Hopsworks 3.5 is now generally available. This version includes improvements to the feature view APIs, better management of Airflow Dags when using Airflow embedded in Hopsworks, support for newer Databricks runtimes as well as several dependency upgrades.
Feature views helper columns for training and inference
Users can now mark a set of columns as training or inference helpers when creating a feature view. Training helpers are columns which are not part of the model input but they are useful at training time. Similarly, inference helpers are columns which are also not part of the model schema, but they are useful at inference time, e.g. to compute on-demand features.
When retrieving feature data for model training, users can now select whether or not they want to retrieve the primary keys and event time, as well as the training helper columns.When retrieving feature data for batch inference (using the get_batch_data method), users can select whether or not they want to include the primary keys and event time, as well as the inference helpers.Finally, when retrieving feature data for real time inference, users can invoke the new get_inference_helpers method to retrieve the values of the inference helper columns for the specific set of keys needed.
Airflow Dags management improvements
Hopsworks 3.5 improves the management of Airflow dags when using Airflow deployed within Hopsworks. Starting from this release, Ariflow leverages HopsFS-Mount, a new fuse driver to make HopsFS available as a local Linux FileSystem, to store the dag files.
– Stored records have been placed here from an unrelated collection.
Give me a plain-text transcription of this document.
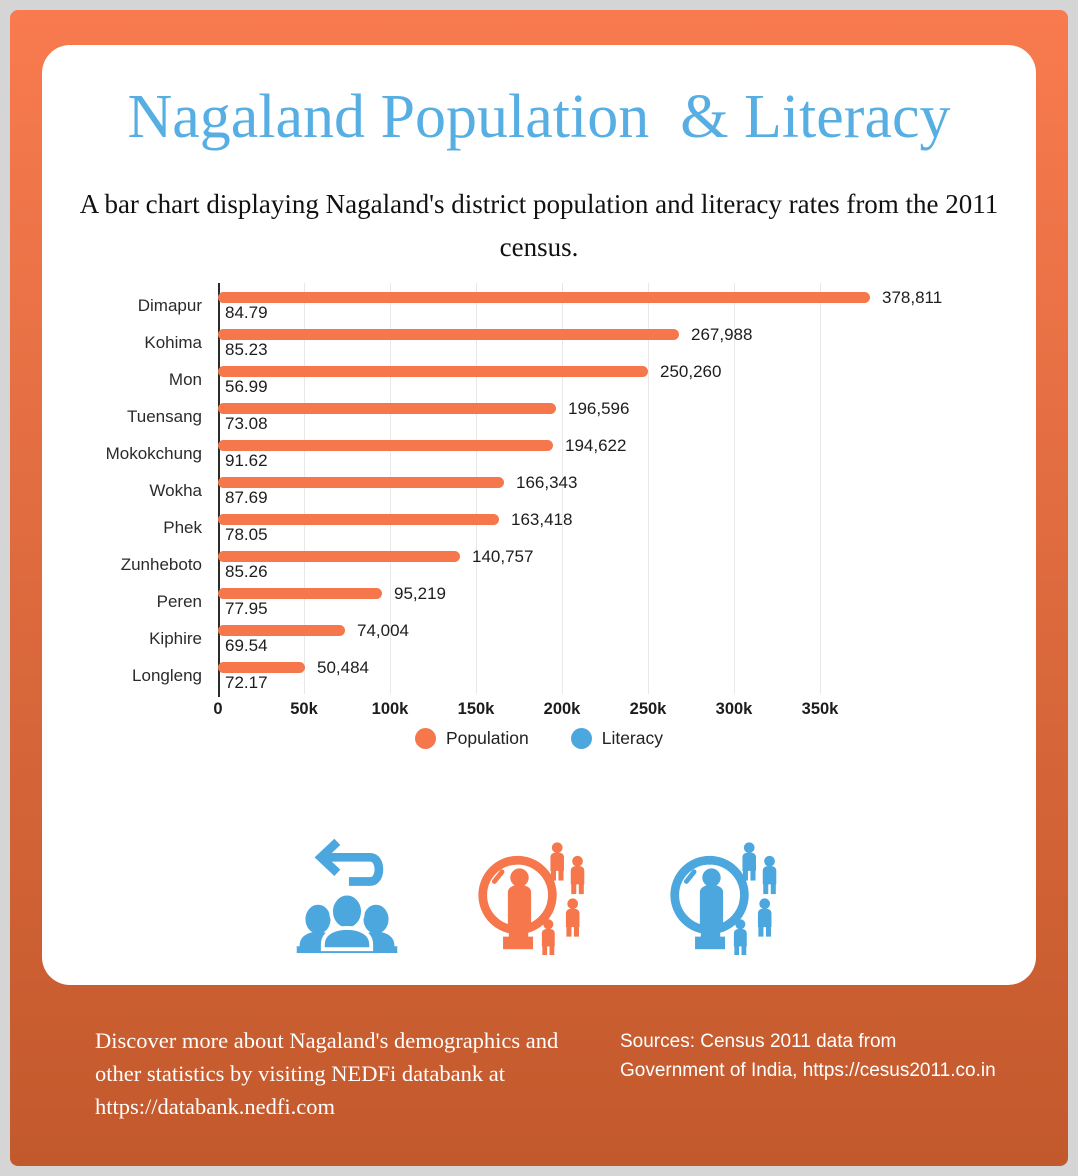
Nagaland Population  & Literacy
A bar chart displaying Nagaland's district population and literacy rates from the 2011 census.
Dimapur	378,811
84.79
Kohima	267,988
85.23
Mon	250,260
56.99
Tuensang	196,596
73.08
Mokokchung	194,622
91.62
Wokha	166,343
87.69
Phek	163,418
78.05
Zunheboto	140,757
85.26
Peren	95,219
77.95
Kiphire	74,004
69.54
Longleng	50,484
72.17
0	50k	100k	150k	200k	250k	300k	350k
Population	Literacy
Discover more about Nagaland's demographics and other statistics by visiting NEDFi databank at https://databank.nedfi.com
Sources: Census 2011 data from Government of India, https://cesus2011.co.in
This allows Airflow dags to be stored in a dataset within each Hopsworks project and be available to Airflow for execution.
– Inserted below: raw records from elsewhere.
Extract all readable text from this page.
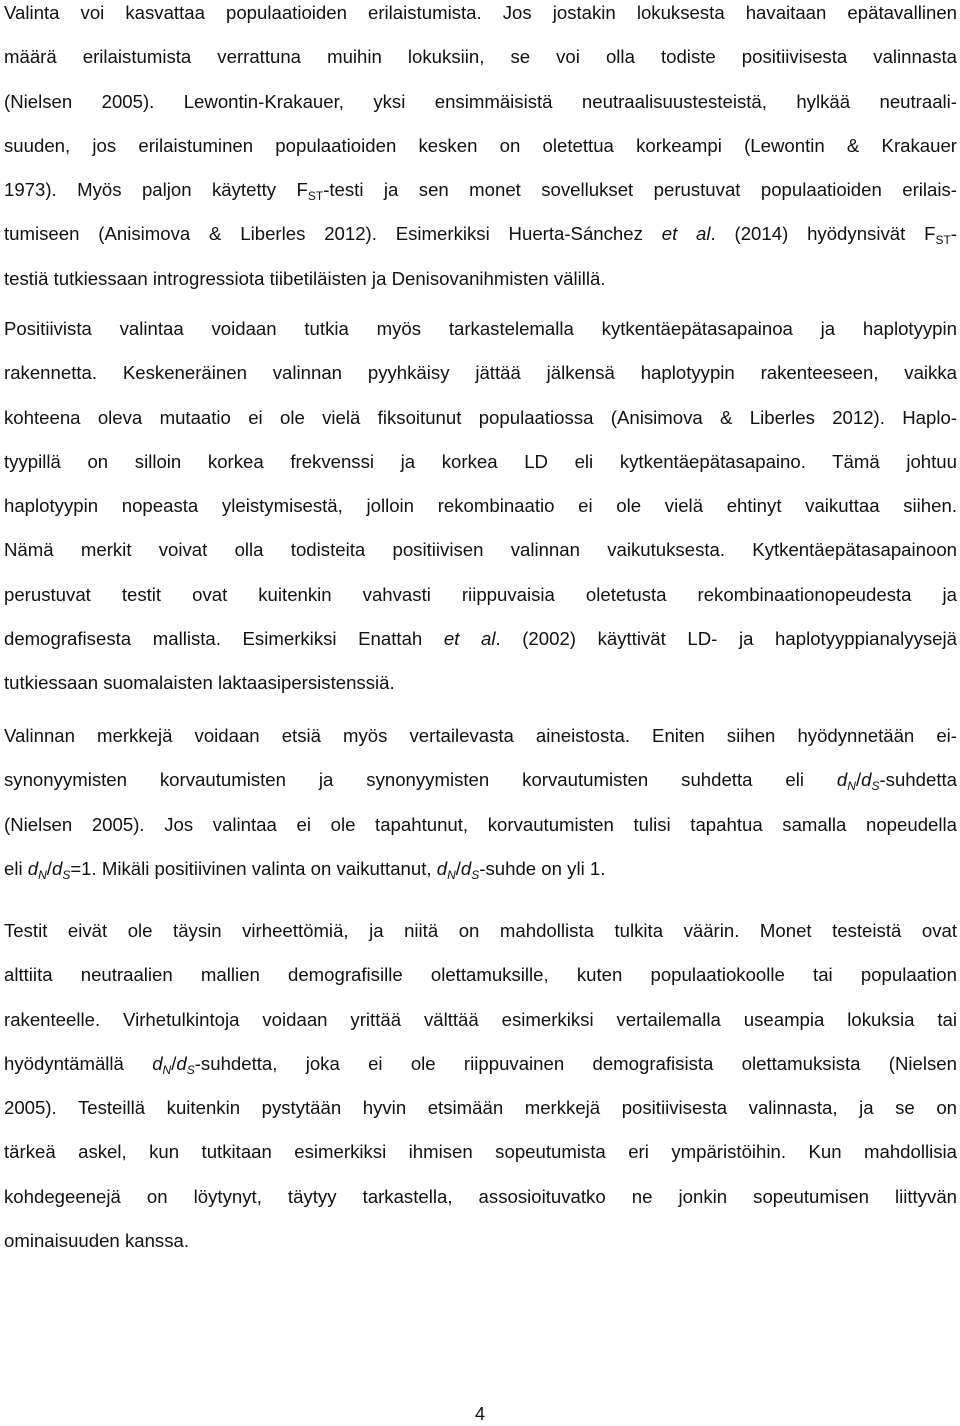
Valinta voi kasvattaa populaatioiden erilaistumista. Jos jostakin lokuksesta havaitaan epätavallinen
määrä erilaistumista verrattuna muihin lokuksiin, se voi olla todiste positiivisesta valinnasta
(Nielsen 2005). Lewontin-Krakauer, yksi ensimmäisistä neutraalisuustesteistä, hylkää neutraali-
suuden, jos erilaistuminen populaatioiden kesken on oletettua korkeampi (Lewontin & Krakauer
1973). Myös paljon käytetty $F_{ST}$-testi ja sen monet sovellukset perustuvat populaatioiden erilais-
tumiseen (Anisimova & Liberles 2012). Esimerkiksi Huerta-Sánchez et al. (2014) hyödynsivät $F_{ST}-$
testiä tutkiessaan introgressiota tiibetiläisten ja Denisovanihmisten välillä.
Positiivista valintaa voidaan tutkia myös tarkastelemalla kytkentäepätasapainoa ja haplotyypin
rakennetta. Keskeneräinen valinnan pyyhkäisy jättää jälkensä haplotyypin rakenteeseen, vaikka
kohteena oleva mutaatio ei ole vielä fiksoitunut populaatiossa (Anisimova & Liberles 2012). Haplo-
tyypillä on silloin korkea frekvenssi ja korkea LD eli kytkentäepätasapaino. Tämä johtuu
haplotyypin nopeasta yleistymisestä, jolloin rekombinaatio ei ole vielä ehtinyt vaikuttaa siihen.
Nämä merkit voivat olla todisteita positiivisen valinnan vaikutuksesta. Kytkentäepätasapainoon
perustuvat testit ovat kuitenkin vahvasti riippuvaisia oletetusta rekombinaationopeudesta ja
demografisesta mallista. Esimerkiksi Enattah et al. (2002) käyttivät LD- ja haplotyyppianalyysejä
tutkiessaan suomalaisten laktaasipersistenssiä.
Valinnan merkkejä voidaan etsiä myös vertailevasta aineistosta. Eniten siihen hyödynnetään ei-
synonyymisten korvautumisten ja synonyymisten korvautumisten suhdetta eli $d_N/d_S$-suhdetta
(Nielsen 2005). Jos valintaa ei ole tapahtunut, korvautumisten tulisi tapahtua samalla nopeudella
eli $d_N/d_S=1$. Mikäli positiivinen valinta on vaikuttanut, $d_N/d_S$-suhde on yli 1.
Testit eivät ole täysin virheettömiä, ja niitä on mahdollista tulkita väärin. Monet testeistä ovat
alttiita neutraalien mallien demografisille olettamuksille, kuten populaatiokoolle tai populaation
rakenteelle. Virhetulkintoja voidaan yrittää välttää esimerkiksi vertailemalla useampia lokuksia tai
hyödyntämällä $d_N/d_S$-suhdetta, joka ei ole riippuvainen demografisista olettamuksista (Nielsen
2005). Testeillä kuitenkin pystytään hyvin etsimään merkkejä positiivisesta valinnasta, ja se on
tärkeä askel, kun tutkitaan esimerkiksi ihmisen sopeutumista eri ympäristöihin. Kun mahdollisia
kohdegeenejä on löytynyt, täytyy tarkastella, assosioituvatko ne jonkin sopeutumisen liittyvän
ominaisuuden kanssa.
4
Additionally this release adds support for project-level permissions for Airflow dags. This allows users within a project to collaborate on writing, operating and monitoring of Airflow dags and their executions.
Hopsworks 3.5 now supports Databricks runtime 12.2 which leverages Spark 3.3.x.Starting from this release, we also provide a Databricks Bundle and Terraform example for users to use to configure their Databricks Jobs/Clusters to read and write from the Hopsworks feature store.
Federated queries with Hopsworks Feature Query Service
Hopsworks' new feature query engine, built using ArrowFlight and DuckDB, can now be used to query features in external feature groups stored on BigQuery or Snowflake. This new capability allows users to use the new query engine to seamlessly join features stored in any combination of the following offline stores: Hopsworks, Snowflake, and BigQuery.
This release includes several upgrades of services in Hopsworks. Most notably, Hopsworks 3.5 Python clients now support Python 3.11. Great expectations has also been updated to version 0.15.12 which improves compatibility of the Hopsworks library with other libraries depending on the Jinja2 package. Apache Hudi has also been upgraded to the latest bugfix release of the LTS release 0.12.3.